When the causal connection between unconstitutional police conduct and subsequently discovered evidence is remote or has been interrupted by some intervening circumstance, so that the interest protected by the constitutional guarantee that has been violated would not be served by suppression of the evidence obtained, then the resulting evidence might still be admissible. The “attenuation of the taint doctrine” is an exception to the “fruit of the poisonous tree” rule.

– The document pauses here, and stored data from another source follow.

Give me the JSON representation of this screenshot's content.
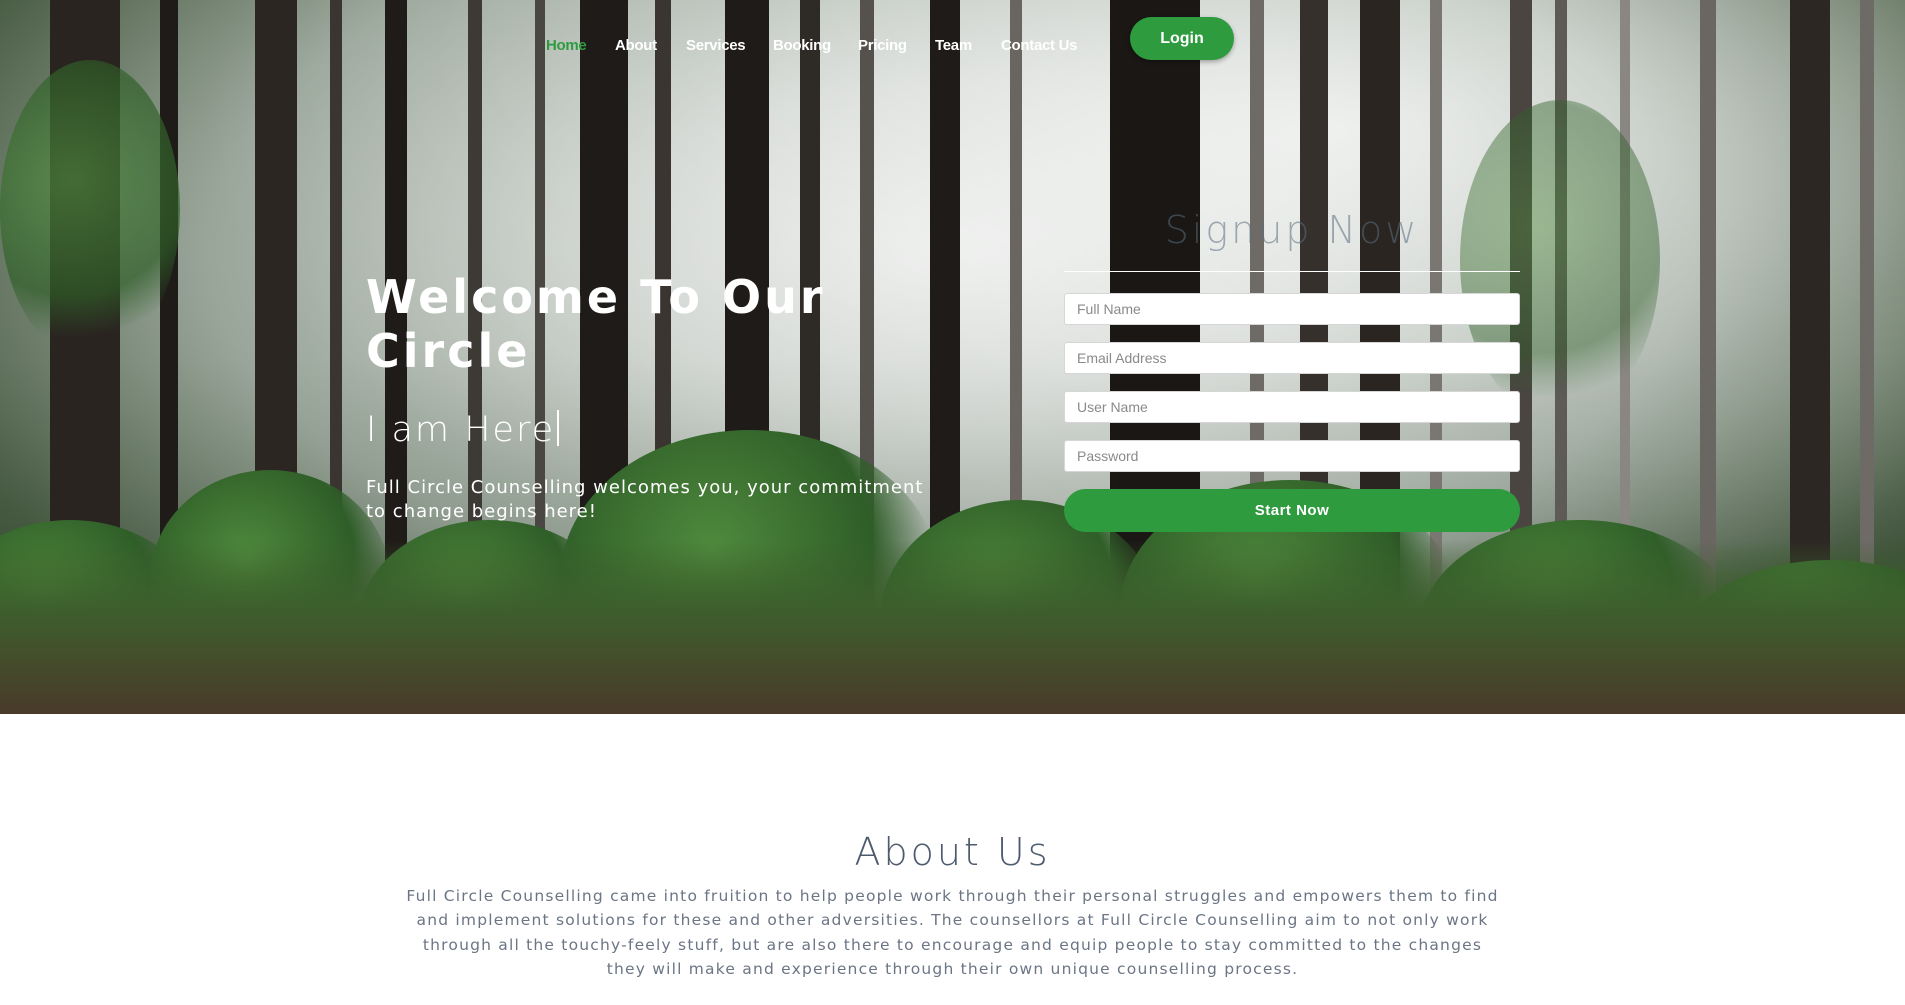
{
  "nav": {
    "items": [
      {
        "label": "Home",
        "active": true
      },
      {
        "label": "About"
      },
      {
        "label": "Services"
      },
      {
        "label": "Booking"
      },
      {
        "label": "Pricing"
      },
      {
        "label": "Team"
      },
      {
        "label": "Contact Us"
      }
    ],
    "login_label": "Login",
    "accent": "#2e9b3f"
  },
  "hero": {
    "title": "Welcome To Our Circle",
    "subtitle": "I am Here",
    "description": "Full Circle Counselling welcomes you, your commitment to change begins here!",
    "background": "forest-image"
  },
  "signup": {
    "title": "Signup Now",
    "fields": [
      {
        "placeholder": "Full Name"
      },
      {
        "placeholder": "Email Address"
      },
      {
        "placeholder": "User Name"
      },
      {
        "placeholder": "Password"
      }
    ],
    "submit_label": "Start Now"
  },
  "about": {
    "title": "About Us",
    "text": "Full Circle Counselling came into fruition to help people work through their personal struggles and empowers them to find and implement solutions for these and other adversities. The counsellors at Full Circle Counselling aim to not only work through all the touchy-feely stuff, but are also there to encourage and equip people to stay committed to the changes they will make and experience through their own unique counselling process."
  }
}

After chasing a wanted suspect to the door of defendant’s apartment, and arresting him as he tried to escape via a back window, officers entered defendant’s apartment without a warrant and without consent for the stated purposes of checking the welfare of anyone inside (i.e., the “emergency aid exception”) and/or as a “protective sweep” for other suspects. While inside, the officers contacted defendant (who appeared to have been sleeping), held him at gunpoint, handcuffed him, and took him outside. Once outside, it was discovered that defendant was subject to a probationary Fourth waiver, and subject to warrantless searches. Officers then reentered his apartment and conducted a full Fourth waiver search, finding methamphetamine “and other incriminating evidence.” In a previous appeal and an unpublished decision, the Ninth Circuit rejected both excuses for entering defendant’s apartment, holding that the officers violated of the Fourth Amendment. (See United States v. Garcia (9th Cir. 2018) 749 F. App’x 516.) Upon returning the case to the trial court for a determination of whether the “attenuation doctrine” applied—i.e., whether the discovery of the suspicionless search condition was an intervening circumstance that broke the causal chain between the initial unlawful entry and the discovery of the evidence supporting defendant’s conviction—the trial court held that the attenuation doctrine does apply. Defendant appealed.